Aung San Suu Kyi lors de son discours, le 19 septembre 2017. — Ye Aung THU / AFP

BIRMANIE La dirigeante birmane s’est dite « profondément désolée » pour les civils « pris au piège » de la crise...

La Birmanie est « prête » à organiser le retour des plus de 410.000 Rohingyas réfugiés au Bangladesh voisin, a assuré mardi Aung San Suu Kyi. Dans un discours télévisé très attendu après plus de trois semaines de troubles dans l'ouest du pays, la dirigeante birmane s’est dite « profondément désolée » pour les civils « pris au piège » de la crise.

 « Nous sommes prêts à débuter la vérification » des identités des réfugiés, en vue de leur retour, a-t-elle déclaré dans l’enceinte du parlement, à Naypyidaw, la capitale birmane, « Nous condamnons toutes les violations des droits de l’homme », a ajouté Aung San Suu Kyi, sans citer l’armée, accusée d’incendier des villages et de tirer sur des civils. L'ONU de son côté a parlé "d'épuration ethnique".

« Nous ne voulons pas que la Birmanie soit divisée par les croyances religieuses »

« Les forces de sécurité ont reçu des instructions » afin de « prendre toutes les mesures pour éviter les dommages collatéraux et que des civils soient blessés » lors de l’opération antiterroriste, a-t-elle encore dit. « Nous sommes profondément désolés pour les souffrances de tous ceux qui se sont retrouvés pris au piège de ce conflit », a-t-elle ajouté, évoquant les civils ayant fui en masse au Bangladesh, mais aussi les bouddhistes ayant fui leurs villages dans la région.

« Nous ne voulons pas que la Birmanie soit divisée par les croyances religieuses », a-t-elle insisté, alors que l’opinion publique birmane est chauffée à blanc par les critiques internationales sur le sort des Rohingyas.

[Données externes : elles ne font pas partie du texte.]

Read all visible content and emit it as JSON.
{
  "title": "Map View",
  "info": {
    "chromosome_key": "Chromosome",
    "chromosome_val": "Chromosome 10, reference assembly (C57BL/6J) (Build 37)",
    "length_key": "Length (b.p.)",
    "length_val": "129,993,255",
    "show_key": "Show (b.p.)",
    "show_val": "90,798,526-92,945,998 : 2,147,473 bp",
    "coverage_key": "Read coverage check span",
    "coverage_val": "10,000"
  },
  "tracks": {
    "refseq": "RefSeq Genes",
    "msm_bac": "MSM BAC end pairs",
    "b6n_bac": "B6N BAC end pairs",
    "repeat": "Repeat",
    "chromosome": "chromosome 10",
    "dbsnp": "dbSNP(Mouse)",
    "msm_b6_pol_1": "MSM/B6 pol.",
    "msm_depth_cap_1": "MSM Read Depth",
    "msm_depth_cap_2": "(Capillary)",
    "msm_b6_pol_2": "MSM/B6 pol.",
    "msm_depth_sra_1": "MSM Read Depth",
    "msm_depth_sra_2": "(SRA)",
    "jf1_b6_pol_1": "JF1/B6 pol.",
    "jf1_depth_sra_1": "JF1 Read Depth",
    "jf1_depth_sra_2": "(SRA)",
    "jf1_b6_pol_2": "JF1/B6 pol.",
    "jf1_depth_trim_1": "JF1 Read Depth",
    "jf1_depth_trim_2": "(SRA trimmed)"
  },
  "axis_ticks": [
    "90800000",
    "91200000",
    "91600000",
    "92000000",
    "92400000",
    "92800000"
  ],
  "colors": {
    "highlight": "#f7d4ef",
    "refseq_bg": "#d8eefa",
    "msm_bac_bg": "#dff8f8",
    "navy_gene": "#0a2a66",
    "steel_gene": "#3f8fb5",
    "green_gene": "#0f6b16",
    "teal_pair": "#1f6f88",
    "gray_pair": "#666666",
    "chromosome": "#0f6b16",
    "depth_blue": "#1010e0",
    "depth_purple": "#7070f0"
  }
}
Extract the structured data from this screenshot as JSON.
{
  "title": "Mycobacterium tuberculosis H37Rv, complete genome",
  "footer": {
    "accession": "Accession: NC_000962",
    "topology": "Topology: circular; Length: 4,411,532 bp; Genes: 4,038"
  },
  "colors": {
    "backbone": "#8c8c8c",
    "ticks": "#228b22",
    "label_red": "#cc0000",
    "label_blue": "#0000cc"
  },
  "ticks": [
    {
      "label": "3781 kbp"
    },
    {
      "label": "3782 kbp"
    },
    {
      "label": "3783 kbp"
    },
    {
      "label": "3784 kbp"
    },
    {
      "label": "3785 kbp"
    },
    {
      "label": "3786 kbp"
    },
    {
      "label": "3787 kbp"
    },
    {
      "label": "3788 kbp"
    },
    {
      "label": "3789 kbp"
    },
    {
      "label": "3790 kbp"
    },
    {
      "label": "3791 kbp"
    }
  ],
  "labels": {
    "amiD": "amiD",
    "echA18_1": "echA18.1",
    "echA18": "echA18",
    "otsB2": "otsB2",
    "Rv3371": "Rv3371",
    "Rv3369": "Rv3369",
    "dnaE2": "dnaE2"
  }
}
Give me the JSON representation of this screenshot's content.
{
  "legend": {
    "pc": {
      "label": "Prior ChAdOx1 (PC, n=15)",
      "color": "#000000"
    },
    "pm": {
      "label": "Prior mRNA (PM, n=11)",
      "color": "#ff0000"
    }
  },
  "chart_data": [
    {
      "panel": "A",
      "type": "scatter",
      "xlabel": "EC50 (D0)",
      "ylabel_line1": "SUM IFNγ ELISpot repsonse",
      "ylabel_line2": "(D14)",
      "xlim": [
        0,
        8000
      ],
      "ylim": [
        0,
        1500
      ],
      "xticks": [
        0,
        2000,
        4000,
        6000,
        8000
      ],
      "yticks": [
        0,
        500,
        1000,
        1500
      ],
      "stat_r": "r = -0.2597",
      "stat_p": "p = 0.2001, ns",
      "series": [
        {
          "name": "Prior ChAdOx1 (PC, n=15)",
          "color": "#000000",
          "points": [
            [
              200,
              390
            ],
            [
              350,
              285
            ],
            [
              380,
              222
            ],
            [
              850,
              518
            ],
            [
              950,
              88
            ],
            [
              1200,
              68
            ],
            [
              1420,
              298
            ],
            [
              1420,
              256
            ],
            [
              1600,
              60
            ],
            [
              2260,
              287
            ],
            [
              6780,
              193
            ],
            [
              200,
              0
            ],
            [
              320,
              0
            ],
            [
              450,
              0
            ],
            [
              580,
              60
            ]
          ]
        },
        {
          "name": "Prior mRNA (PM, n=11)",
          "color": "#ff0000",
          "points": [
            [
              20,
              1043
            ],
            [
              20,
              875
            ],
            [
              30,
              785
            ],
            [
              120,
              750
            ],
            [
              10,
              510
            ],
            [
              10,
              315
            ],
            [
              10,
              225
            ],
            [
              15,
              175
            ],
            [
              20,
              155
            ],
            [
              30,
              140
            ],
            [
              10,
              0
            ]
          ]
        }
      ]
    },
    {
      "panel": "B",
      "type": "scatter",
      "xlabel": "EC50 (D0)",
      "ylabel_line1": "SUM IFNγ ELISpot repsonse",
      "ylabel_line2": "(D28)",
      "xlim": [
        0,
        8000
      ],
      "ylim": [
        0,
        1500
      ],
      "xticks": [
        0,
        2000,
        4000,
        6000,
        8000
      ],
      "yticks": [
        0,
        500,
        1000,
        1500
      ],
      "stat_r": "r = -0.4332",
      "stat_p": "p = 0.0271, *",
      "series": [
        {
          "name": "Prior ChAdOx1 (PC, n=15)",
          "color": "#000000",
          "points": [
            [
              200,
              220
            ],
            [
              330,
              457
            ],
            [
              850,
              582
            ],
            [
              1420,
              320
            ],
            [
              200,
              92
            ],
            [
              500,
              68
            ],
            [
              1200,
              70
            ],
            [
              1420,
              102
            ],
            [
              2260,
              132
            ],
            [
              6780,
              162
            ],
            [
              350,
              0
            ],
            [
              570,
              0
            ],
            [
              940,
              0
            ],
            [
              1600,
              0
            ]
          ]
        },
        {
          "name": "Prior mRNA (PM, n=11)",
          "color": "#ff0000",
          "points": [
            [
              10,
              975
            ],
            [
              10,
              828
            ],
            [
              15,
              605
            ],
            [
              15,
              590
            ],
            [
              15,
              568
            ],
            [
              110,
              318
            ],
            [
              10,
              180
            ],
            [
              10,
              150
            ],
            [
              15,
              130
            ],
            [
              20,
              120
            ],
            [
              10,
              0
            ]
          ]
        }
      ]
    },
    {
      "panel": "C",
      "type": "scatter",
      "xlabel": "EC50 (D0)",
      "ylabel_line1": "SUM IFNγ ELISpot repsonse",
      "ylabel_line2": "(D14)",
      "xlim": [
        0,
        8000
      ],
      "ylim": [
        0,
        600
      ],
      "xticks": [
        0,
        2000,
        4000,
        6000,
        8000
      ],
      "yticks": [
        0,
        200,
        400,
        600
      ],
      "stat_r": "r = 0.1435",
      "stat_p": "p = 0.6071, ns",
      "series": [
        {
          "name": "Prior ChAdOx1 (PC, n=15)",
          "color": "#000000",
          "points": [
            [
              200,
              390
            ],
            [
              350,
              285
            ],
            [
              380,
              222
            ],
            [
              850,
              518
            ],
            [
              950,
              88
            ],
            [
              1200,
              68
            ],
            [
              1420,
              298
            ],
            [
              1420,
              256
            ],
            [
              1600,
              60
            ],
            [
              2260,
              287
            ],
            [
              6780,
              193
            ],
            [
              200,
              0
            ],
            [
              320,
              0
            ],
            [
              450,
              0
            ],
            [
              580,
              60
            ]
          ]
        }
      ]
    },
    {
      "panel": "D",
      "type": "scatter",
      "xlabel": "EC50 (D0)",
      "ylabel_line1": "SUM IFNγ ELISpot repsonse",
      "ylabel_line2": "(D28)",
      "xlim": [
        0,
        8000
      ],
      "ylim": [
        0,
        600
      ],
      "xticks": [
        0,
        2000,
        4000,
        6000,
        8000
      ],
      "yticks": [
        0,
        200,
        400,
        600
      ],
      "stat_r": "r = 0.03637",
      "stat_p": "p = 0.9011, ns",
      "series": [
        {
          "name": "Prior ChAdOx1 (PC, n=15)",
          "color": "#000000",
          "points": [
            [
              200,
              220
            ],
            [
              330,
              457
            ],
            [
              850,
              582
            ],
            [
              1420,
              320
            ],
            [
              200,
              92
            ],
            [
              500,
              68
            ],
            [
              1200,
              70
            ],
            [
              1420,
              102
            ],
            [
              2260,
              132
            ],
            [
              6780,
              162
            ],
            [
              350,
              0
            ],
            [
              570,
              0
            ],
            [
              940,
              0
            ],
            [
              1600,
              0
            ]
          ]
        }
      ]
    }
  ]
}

Les violences et discriminations contre les Rohingyas se sont intensifiées ces dernières années : traités comme des étrangers en Birmanie, un pays à plus de 90 % bouddhiste, ils représentent la plus grande communauté apatride du monde. Depuis que la nationalité birmane leur a été retirée en 1982, ils sont soumis à de nombreuses restrictions : ils ne peuvent pas voyager ou se marier sans autorisation, et ils n’ont accès ni au marché du travail ni aux services publics (écoles et hôpitaux).